A. It depends on the paradigm. Some have shown the effect, while others have not. It is reliable enough for there to be a class of alcoholic beverages called “aperitif”.
Q. What do you think of the data that suggests a certain amount of alcohol can increase energy expenditure?
A. That is an important part of the literature, and I think that it can potentially have important implications.
Q. Is there a sex difference in handling alcohol in animals?
A. Yes, there are different effects of alcohol depending on the sex of the animal.
Q. From Sarah Leibowitz’s work, galanin increases fat intake. Have you looked at that in your lab?
A. In early work in my lab, we did observe an increases fat intake with alcohol administration. However, that effect is complicated and we want to look at it again.
Q. Do the anxiolytic effects of alcohol predict the susceptibility to alcohol dependence?
A. That has been suggested, and yes, some our data suggest that as well.
Q. Is that related to the amount of alcohol dehydrogenase present?
A. That has not been shown to my knowledge..

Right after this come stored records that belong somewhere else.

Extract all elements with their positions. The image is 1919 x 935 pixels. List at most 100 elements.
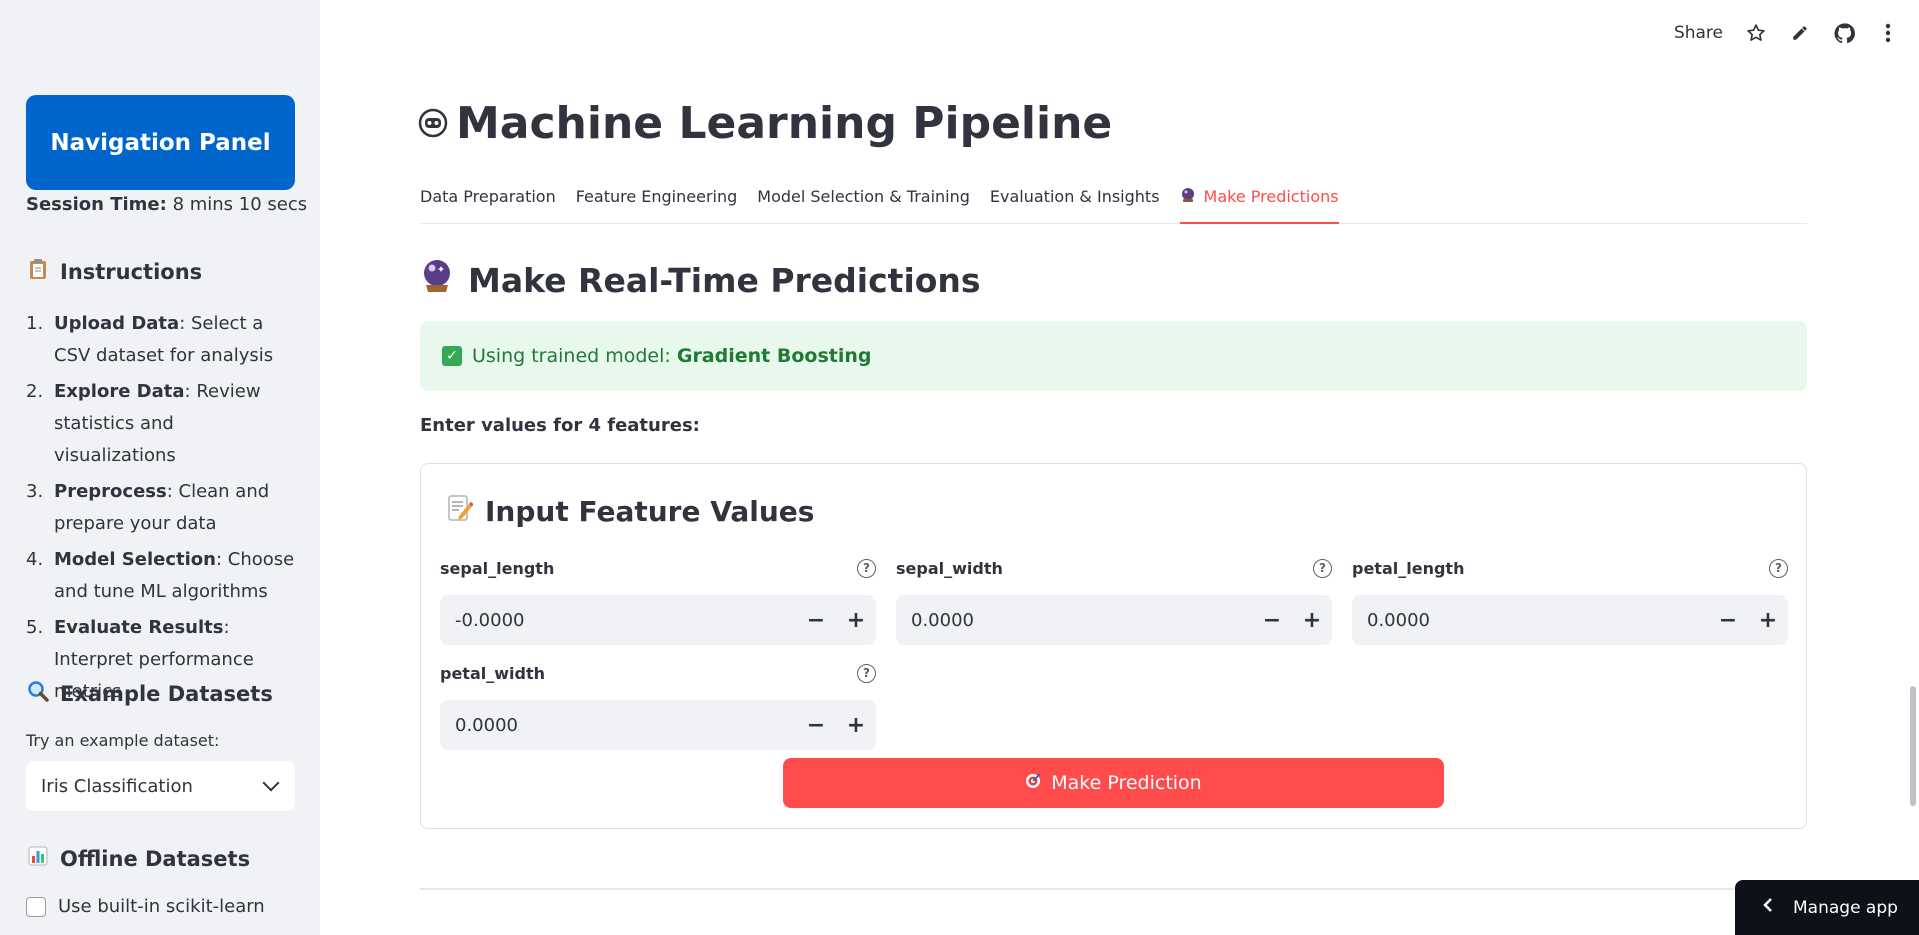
tab-bar: Data Preparation Feature Engineering Mod… (420, 184, 1807, 224)
list-item: 2. Explore Data: Review statistics and v… (26, 376, 296, 472)
page-title-text: Machine Learning Pipeline (456, 98, 1113, 149)
offline-checkbox-row[interactable]: Use built-in scikit-learn (26, 896, 265, 917)
decrement-button[interactable]: − (1252, 595, 1292, 645)
petal-length-field: petal_length ? 0.0000 − + (1352, 555, 1788, 645)
tab-evaluation[interactable]: Evaluation & Insights (990, 184, 1160, 224)
sepal-width-field: sepal_width ? 0.0000 − + (896, 555, 1332, 645)
check-icon: ✓ (442, 346, 462, 366)
session-value: 8 mins 10 secs (172, 194, 308, 215)
increment-button[interactable]: + (836, 700, 876, 750)
alert-model-name: Gradient Boosting (676, 345, 872, 367)
tab-feature-engineering[interactable]: Feature Engineering (576, 184, 738, 224)
sidebar: Navigation Panel Session Time: 8 mins 10… (0, 0, 320, 935)
number-input-value[interactable]: 0.0000 (1367, 610, 1430, 631)
github-icon[interactable] (1833, 22, 1855, 44)
crystal-ball-icon (420, 258, 454, 302)
number-input-value[interactable]: 0.0000 (911, 610, 974, 631)
make-prediction-button[interactable]: Make Prediction (783, 758, 1444, 808)
navigation-panel-header: Navigation Panel (26, 95, 295, 190)
list-item: 1. Upload Data: Select a CSV dataset for… (26, 308, 296, 372)
target-icon (1025, 772, 1041, 794)
robot-icon (418, 98, 448, 149)
sepal-length-field: sepal_length ? -0.0000 − + (440, 555, 876, 645)
memo-icon (447, 494, 474, 529)
session-label: Session Time: (26, 194, 167, 215)
offline-checkbox-label: Use built-in scikit-learn (58, 896, 265, 917)
share-button[interactable]: Share (1674, 23, 1723, 43)
magnifier-icon (26, 680, 50, 707)
section-title: Make Real-Time Predictions (420, 258, 981, 302)
list-item-title: Model Selection (54, 549, 216, 570)
dataset-select-label: Try an example dataset: (26, 731, 220, 750)
divider (420, 888, 1807, 890)
list-number: 3. (26, 481, 44, 502)
instructions-heading-text: Instructions (60, 259, 203, 284)
list-item: 3. Preprocess: Clean and prepare your da… (26, 476, 296, 540)
decrement-button[interactable]: − (1708, 595, 1748, 645)
list-item-title: Upload Data (54, 313, 180, 334)
success-alert: ✓ Using trained model: Gradient Boosting (420, 321, 1807, 391)
decrement-button[interactable]: − (796, 595, 836, 645)
chevron-down-icon (262, 774, 280, 792)
manage-app-button[interactable]: Manage app (1735, 880, 1919, 935)
offline-checkbox[interactable] (26, 896, 46, 917)
field-label: petal_width (440, 663, 545, 683)
decrement-button[interactable]: − (796, 700, 836, 750)
dataset-select-value: Iris Classification (41, 775, 193, 797)
tab-model-selection[interactable]: Model Selection & Training (757, 184, 970, 224)
offline-heading-text: Offline Datasets (60, 846, 251, 871)
examples-heading: Example Datasets (26, 680, 273, 707)
dataset-select[interactable]: Iris Classification (26, 761, 295, 811)
field-label: petal_length (1352, 558, 1465, 578)
number-input[interactable]: 0.0000 − + (896, 595, 1332, 645)
input-form-card: Input Feature Values sepal_length ? -0.0… (420, 463, 1807, 829)
header-toolbar: Share (1674, 22, 1899, 44)
edit-pencil-icon[interactable] (1789, 22, 1811, 44)
list-item-title: Preprocess (54, 481, 167, 502)
card-title: Input Feature Values (447, 494, 814, 529)
make-prediction-label: Make Prediction (1051, 772, 1202, 794)
number-input[interactable]: 0.0000 − + (440, 700, 876, 750)
more-menu-icon[interactable] (1877, 22, 1899, 44)
help-icon[interactable]: ? (1313, 558, 1332, 578)
list-item: 4. Model Selection: Choose and tune ML a… (26, 544, 296, 608)
number-input-value[interactable]: 0.0000 (455, 715, 518, 736)
tab-make-predictions[interactable]: Make Predictions (1179, 184, 1339, 224)
bar-chart-icon (26, 846, 50, 871)
offline-heading: Offline Datasets (26, 846, 250, 871)
scrollbar[interactable] (1910, 686, 1916, 806)
tab-data-preparation[interactable]: Data Preparation (420, 184, 556, 224)
page-title: Machine Learning Pipeline (418, 98, 1112, 149)
clipboard-icon (26, 258, 50, 285)
star-icon[interactable] (1745, 22, 1767, 44)
instructions-heading: Instructions (26, 258, 202, 285)
manage-app-label: Manage app (1793, 897, 1898, 918)
list-number: 4. (26, 549, 44, 570)
session-time: Session Time: 8 mins 10 secs (26, 194, 307, 215)
crystal-ball-icon (1180, 187, 1196, 222)
alert-prefix: Using trained model: (472, 345, 677, 367)
instructions-list: 1. Upload Data: Select a CSV dataset for… (26, 308, 296, 712)
increment-button[interactable]: + (836, 595, 876, 645)
increment-button[interactable]: + (1748, 595, 1788, 645)
tab-make-predictions-label: Make Predictions (1203, 187, 1339, 206)
section-title-text: Make Real-Time Predictions (468, 260, 981, 300)
examples-heading-text: Example Datasets (60, 681, 273, 706)
help-icon[interactable]: ? (857, 558, 876, 578)
feature-count-label: Enter values for 4 features: (420, 415, 700, 436)
help-icon[interactable]: ? (857, 663, 876, 683)
field-label: sepal_length (440, 558, 555, 578)
list-number: 2. (26, 381, 44, 402)
number-input-value[interactable]: -0.0000 (455, 610, 524, 631)
list-number: 1. (26, 313, 44, 334)
help-icon[interactable]: ? (1769, 558, 1788, 578)
card-title-text: Input Feature Values (485, 495, 815, 528)
field-label: sepal_width (896, 558, 1003, 578)
chevron-left-icon (1763, 897, 1773, 918)
number-input[interactable]: -0.0000 − + (440, 595, 876, 645)
increment-button[interactable]: + (1292, 595, 1332, 645)
petal-width-field: petal_width ? 0.0000 − + (440, 660, 876, 750)
list-item-title: Evaluate Results (54, 617, 224, 638)
list-item-title: Explore Data (54, 381, 185, 402)
number-input[interactable]: 0.0000 − + (1352, 595, 1788, 645)
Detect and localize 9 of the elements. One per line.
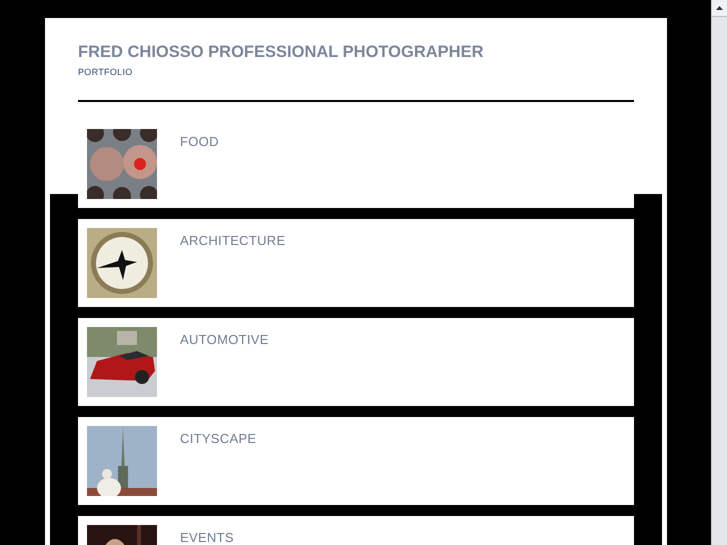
up-arrow-icon xyxy=(716,6,723,10)
category-link[interactable]: CITYSCAPE xyxy=(180,431,256,446)
section-subtitle: PORTFOLIO xyxy=(78,67,134,77)
scroll-up-button[interactable] xyxy=(712,0,727,17)
category-link[interactable]: ARCHITECTURE xyxy=(180,233,286,248)
category-link[interactable]: AUTOMOTIVE xyxy=(180,332,269,347)
category-link[interactable]: FOOD xyxy=(180,134,219,149)
category-link[interactable]: EVENTS xyxy=(180,530,234,545)
site-title: FRED CHIOSSO PROFESSIONAL PHOTOGRAPHER xyxy=(78,43,485,62)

Q. What about other forms of alcohol (such as bourbon, which is known to have over 100 compounds)?
A. There have been a few animal studies, but not much has come of it.
Q. Can you show in an alcohol dependent animal that the relapse is similar to other drugs? Will naltroxone stop relapse?
A. Yes, I think that has been shown. Naltrexone was actually the first drug approved for the treatment of alcoholism.
Q. Why does fat promote alcohol intake? This appears to be contradictory to the fact that alcohol is processed more similarly to carbohydrates.
A. I’m not sure. More people are currently interested in the interactions of alcohol with lipid production and metabolism.
Q. I always thought that it was the taste aspect that got people to drink. What is special about the nutritive effects of alcohol that stimulate it’s intake?
A. I’m not sure, but I’d love to know. It’s definitely different in the alcoholic than it is in the non-dependent drinker.
Q. If you take a dependent rat and dry them out, does that rat show a prolonged preference for alcohol?
A. It depends on what kind of rat it is, and how you make the animal dependent in the first place.
Q. Will an alcohol preferring rat sham feed alcohol?
A. I don’t know. I do not think that it has been done. It would be a very good experiment.
Q. Have you seen any data looking at anxiety and depression tests in animals after taking alcohol away?
A. The animals don’t typically drink enough on their own to see these effects. I do not think that anyone has published on the topic.
Q. Are there any explanations for why in epidemiological studies, there have been positive effects seen for 1-2 drinks / day?
A. As long as you do not exceed the liver capacity to metabolize the drug, you might see some health benefits. NIAAA states that there are cardiovascular benefits from such low daily consumption. The effect disappears if you exceed 1-2 drinks/day. The positive effects are seen with up to 2 drinks/day for men and 1 drink/day for women.